Weybridge only briefly yearns for a mistress bullet, which demonstrates his strong will to survive. Later, true to character, Libby scoffs at the notion, calling it “improper, salacious, and just the sort of stupid thing a man would think. And more cowardly than heroic” (258); her severe judgment of this option—which, to Libby, is not an acceptable choice—develops the theme of Moral Decisions Amid Societal Collapse. Outwardly, Weybridge agrees, but he wonders how much temptation a mistress bullet would have represented had one been available, highlighting his greater understanding of the devastation that might make it an attractive option.

Weybridge’s Literary Allusions

A motif of literary allusions helps to characterize Weybridge. Weybridge is a large man with a significant physical presence and a captain with leadership capabilities and strategic prowess; however, his love and knowledge of literature show another side of this three-dimensional character. For example, in the abandoned house, he weeps to realize that dying means he will not see his boys grow to love Charles Dickens (Great Expectations, 1861,  David Copperfield, 1850) and Edgar Allan Poe (“The Tell-Tale Heart,” 1843, “Murders in the Rue Morgue,” 1841).

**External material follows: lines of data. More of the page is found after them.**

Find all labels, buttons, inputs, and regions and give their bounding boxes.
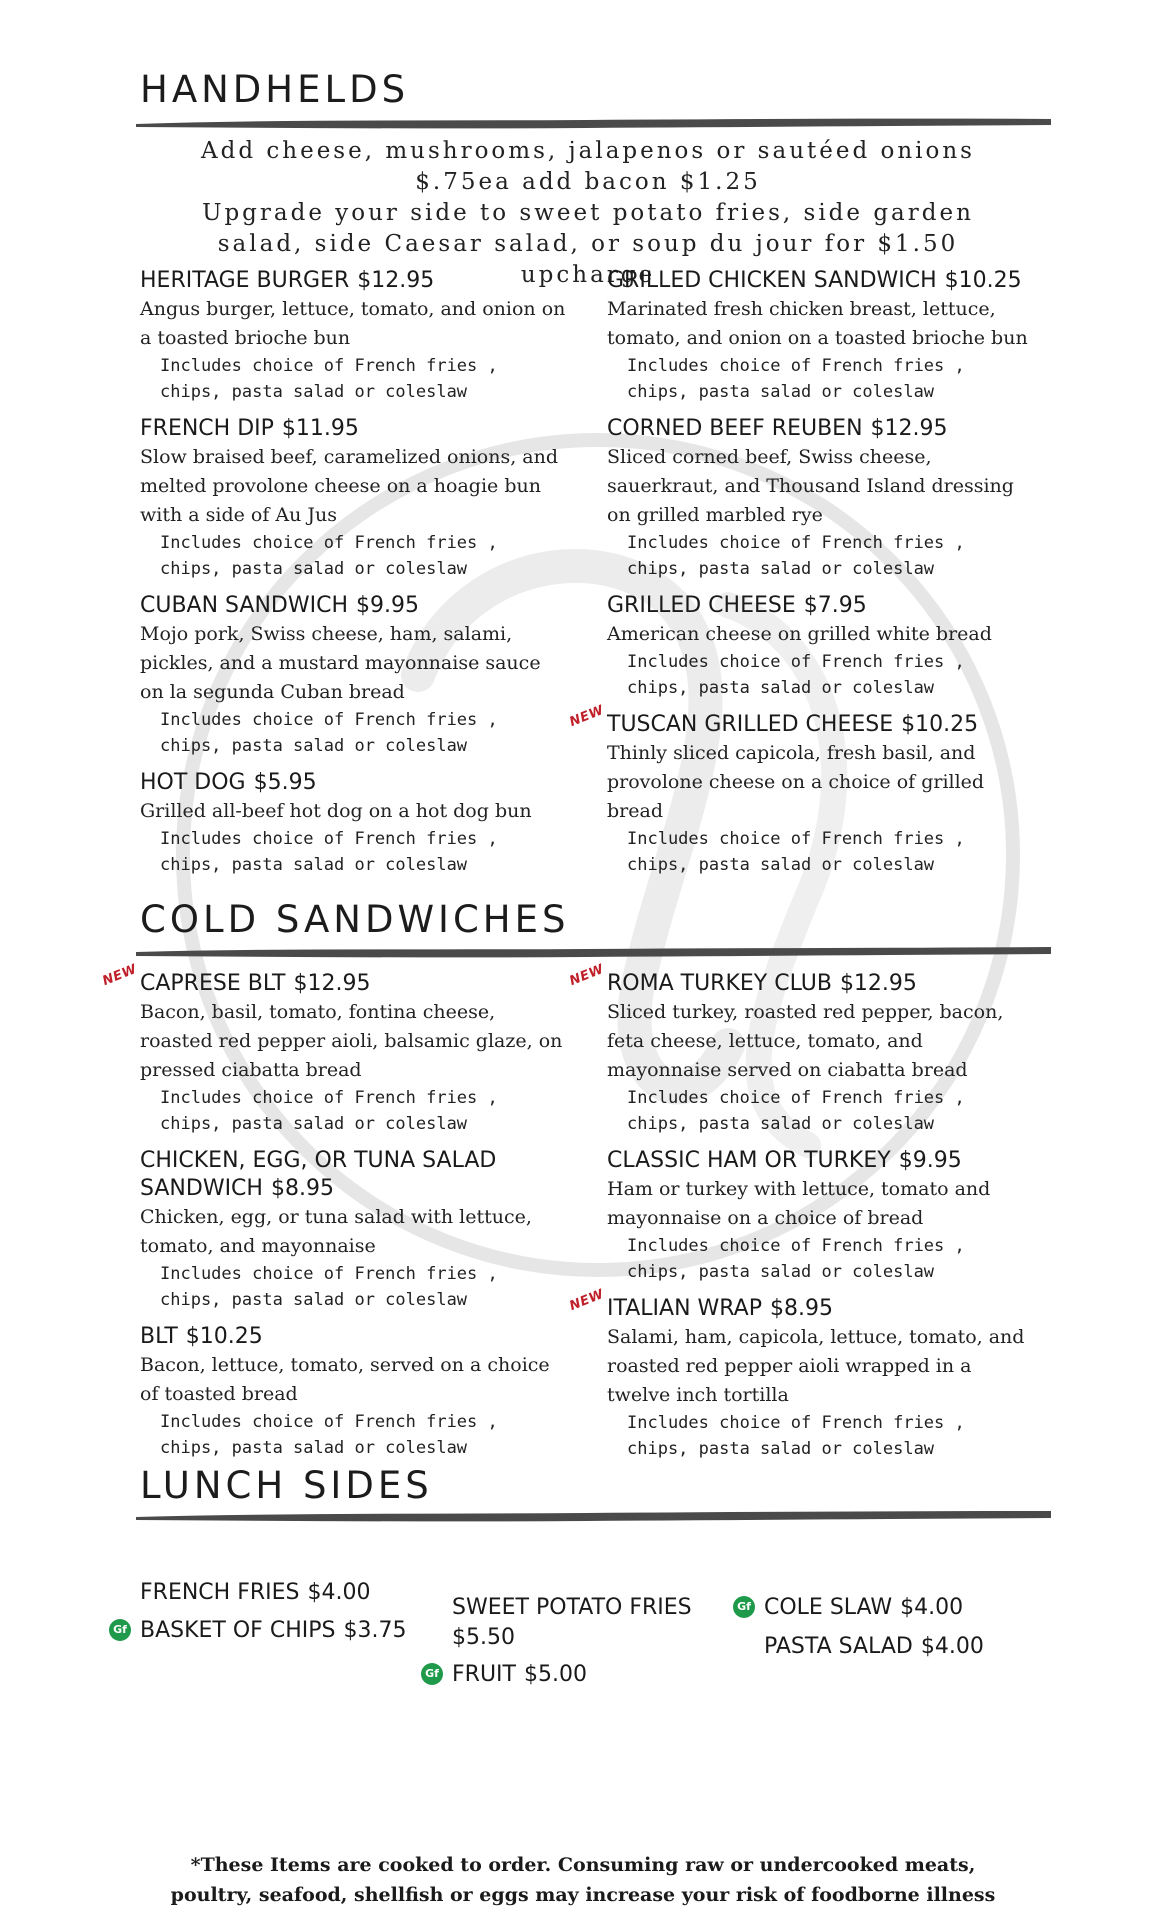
section-title-cold-sandwiches: COLD SANDWICHES: [140, 898, 570, 941]
item-includes: chips, pasta salad or coleslaw: [160, 736, 468, 756]
item-title: ROMA TURKEY CLUB $12.95: [607, 971, 917, 996]
side-item: Gf FRUIT $5.00: [452, 1660, 587, 1690]
item-includes: Includes choice of French fries ,: [160, 356, 498, 376]
brush-divider: [136, 115, 1051, 131]
menu-item: [140, 1323, 570, 1461]
menu-item: [140, 1147, 570, 1313]
item-includes: chips, pasta salad or coleslaw: [627, 1439, 935, 1459]
menu-item: [567, 1286, 1037, 1462]
item-description: Ham or turkey with lettuce, tomato and mayonnaise on a choice of bread: [607, 1178, 991, 1229]
food-safety-disclaimer: [120, 1850, 1046, 1910]
menu-item: [607, 1147, 1037, 1285]
menu-item: [140, 769, 570, 878]
item-includes: Includes choice of French fries ,: [627, 356, 965, 376]
item-description: Chicken, egg, or tuna salad with lettuce, tomato, and mayonnaise: [140, 1206, 532, 1257]
item-description: Grilled all-beef hot dog on a hot dog bun: [140, 800, 532, 822]
menu-item: [607, 592, 1037, 701]
item-title: CAPRESE BLT $12.95: [140, 971, 371, 996]
item-includes: chips, pasta salad or coleslaw: [160, 1438, 468, 1458]
item-includes: Includes choice of French fries ,: [627, 829, 965, 849]
new-badge: NEW: [567, 702, 607, 731]
menu-item: [140, 267, 570, 405]
item-title: HOT DOG $5.95: [140, 770, 317, 795]
item-includes: Includes choice of French fries ,: [160, 1088, 498, 1108]
disclaimer-line: poultry, seafood, shellfish or eggs may increase your risk of foodborne illness: [170, 1884, 996, 1906]
item-includes: Includes choice of French fries ,: [627, 1236, 965, 1256]
item-includes: chips, pasta salad or coleslaw: [627, 855, 935, 875]
item-title: ITALIAN WRAP $8.95: [607, 1296, 833, 1321]
side-item: FRENCH FRIES $4.00: [140, 1580, 371, 1605]
item-title: GRILLED CHEESE $7.95: [607, 593, 867, 618]
item-title: CLASSIC HAM OR TURKEY $9.95: [607, 1148, 962, 1173]
item-title: GRILLED CHICKEN SANDWICH $10.25: [607, 268, 1022, 293]
item-title: CUBAN SANDWICH $9.95: [140, 593, 420, 618]
menu-item: [607, 415, 1037, 582]
item-includes: Includes choice of French fries ,: [160, 829, 498, 849]
item-includes: chips, pasta salad or coleslaw: [160, 382, 468, 402]
disclaimer-line: *These Items are cooked to order. Consuming raw or undercooked meats,: [190, 1854, 976, 1876]
side-item: Gf COLE SLAW $4.00: [764, 1593, 963, 1623]
item-description: Angus burger, lettuce, tomato, and onion on a toasted brioche bun: [140, 298, 566, 349]
new-badge: NEW: [100, 961, 140, 990]
gluten-free-icon: Gf: [733, 1596, 755, 1618]
item-title: HERITAGE BURGER $12.95: [140, 268, 435, 293]
new-badge: NEW: [567, 1286, 607, 1315]
item-description: American cheese on grilled white bread: [607, 623, 992, 645]
item-includes: chips, pasta salad or coleslaw: [627, 678, 935, 698]
item-includes: chips, pasta salad or coleslaw: [160, 1290, 468, 1310]
section-title-handhelds: HANDHELDS: [140, 68, 410, 111]
addon-note-line: Add cheese, mushrooms, jalapenos or sautéed onions $.75ea add bacon $1.25: [201, 138, 975, 195]
item-includes: Includes choice of French fries ,: [160, 533, 498, 553]
item-includes: chips, pasta salad or coleslaw: [160, 559, 468, 579]
item-title: CORNED BEEF REUBEN $12.95: [607, 416, 948, 441]
menu-item: [567, 702, 1037, 878]
handhelds-left-column: [140, 267, 570, 878]
brush-divider: [136, 1508, 1051, 1524]
side-item: Gf BASKET OF CHIPS $3.75: [140, 1616, 406, 1646]
item-title: SANDWICH $8.95: [140, 1176, 334, 1201]
menu-item: [607, 267, 1037, 405]
handhelds-right-column: [567, 267, 1037, 878]
item-includes: Includes choice of French fries ,: [160, 1412, 498, 1432]
upgrade-note-line: Upgrade your side to sweet potato fries, side garden salad, side Caesar salad, or soup du jour for $1.50 upcharge: [202, 200, 974, 288]
item-title: BLT $10.25: [140, 1324, 263, 1349]
item-includes: chips, pasta salad or coleslaw: [627, 382, 935, 402]
section-title-lunch-sides: LUNCH SIDES: [140, 1464, 433, 1507]
item-description: Sliced corned beef, Swiss cheese, sauerkraut, and Thousand Island dressing on grilled marbled rye: [607, 446, 1014, 526]
gluten-free-icon: Gf: [421, 1663, 443, 1685]
item-title: TUSCAN GRILLED CHEESE $10.25: [607, 712, 979, 737]
item-title: FRENCH DIP $11.95: [140, 416, 359, 441]
item-description: Sliced turkey, roasted red pepper, bacon, feta cheese, lettuce, tomato, and mayonnaise served on ciabatta bread: [607, 1001, 1004, 1081]
brush-divider: [136, 944, 1051, 960]
menu-item: [100, 961, 570, 1137]
item-description: Marinated fresh chicken breast, lettuce, tomato, and onion on a toasted brioche bun: [607, 298, 1028, 349]
gluten-free-icon: Gf: [109, 1619, 131, 1641]
item-description: Thinly sliced capicola, fresh basil, and provolone cheese on a choice of grilled bread: [607, 742, 985, 822]
menu-item: [140, 415, 570, 582]
menu-item: [567, 961, 1037, 1137]
item-description: Salami, ham, capicola, lettuce, tomato, and roasted red pepper aioli wrapped in a twelve inch tortilla: [607, 1326, 1025, 1406]
item-includes: Includes choice of French fries ,: [627, 1413, 965, 1433]
menu-item: [140, 592, 570, 759]
item-includes: chips, pasta salad or coleslaw: [627, 1262, 935, 1282]
side-item: PASTA SALAD $4.00: [764, 1634, 984, 1659]
item-includes: Includes choice of French fries ,: [627, 1088, 965, 1108]
item-description: Mojo pork, Swiss cheese, ham, salami, pickles, and a mustard mayonnaise sauce on la segunda Cuban bread: [140, 623, 541, 703]
item-includes: Includes choice of French fries ,: [160, 710, 498, 730]
item-includes: chips, pasta salad or coleslaw: [160, 1114, 468, 1134]
cold-right-column: [567, 961, 1037, 1462]
item-description: Bacon, lettuce, tomato, served on a choice of toasted bread: [140, 1354, 550, 1405]
item-includes: chips, pasta salad or coleslaw: [627, 559, 935, 579]
item-includes: chips, pasta salad or coleslaw: [627, 1114, 935, 1134]
item-includes: chips, pasta salad or coleslaw: [160, 855, 468, 875]
item-includes: Includes choice of French fries ,: [160, 1264, 498, 1284]
item-description: Slow braised beef, caramelized onions, and melted provolone cheese on a hoagie bun with a side of Au Jus: [140, 446, 558, 526]
item-description: Bacon, basil, tomato, fontina cheese, roasted red pepper aioli, balsamic glaze, on pressed ciabatta bread: [140, 1001, 563, 1081]
item-includes: Includes choice of French fries ,: [627, 652, 965, 672]
cold-left-column: [100, 961, 570, 1461]
side-item: SWEET POTATO FRIES $5.50: [452, 1595, 692, 1650]
item-title: CHICKEN, EGG, OR TUNA SALAD: [140, 1148, 497, 1173]
item-includes: Includes choice of French fries ,: [627, 533, 965, 553]
new-badge: NEW: [567, 961, 607, 990]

When Jubilee introduces herself, he connects her name to a celebratory event in the Bible’s Book of Leviticus. When Sally uses the word “girl” for Libby, he tries to recall a James Fenimore Cooper quote from The Deerslayer (1841) to compare to Libby’s strength. He also quotes Ralph Waldo Emerson (“Self-Reliance,” 1841, “Nature,” 1836) while looking at the sky on the porch with Libby, commenting, “When it is dark enough you can see the stars” (228). This reference hints that he is turning toward hope, in juxtaposition to the tears he sheds in the abandoned house.


Moments like these show indirectly that Weybridge is a learned academic who employs the wisdom of the classics. His references also help Jubilee and Libby see Weybridge as a person with emotions and desires, not just a soldier, Yankee, or enemy. Consequently, this motif helps to build the theme of Humanizing the Enemy Through Shared Vulnerability.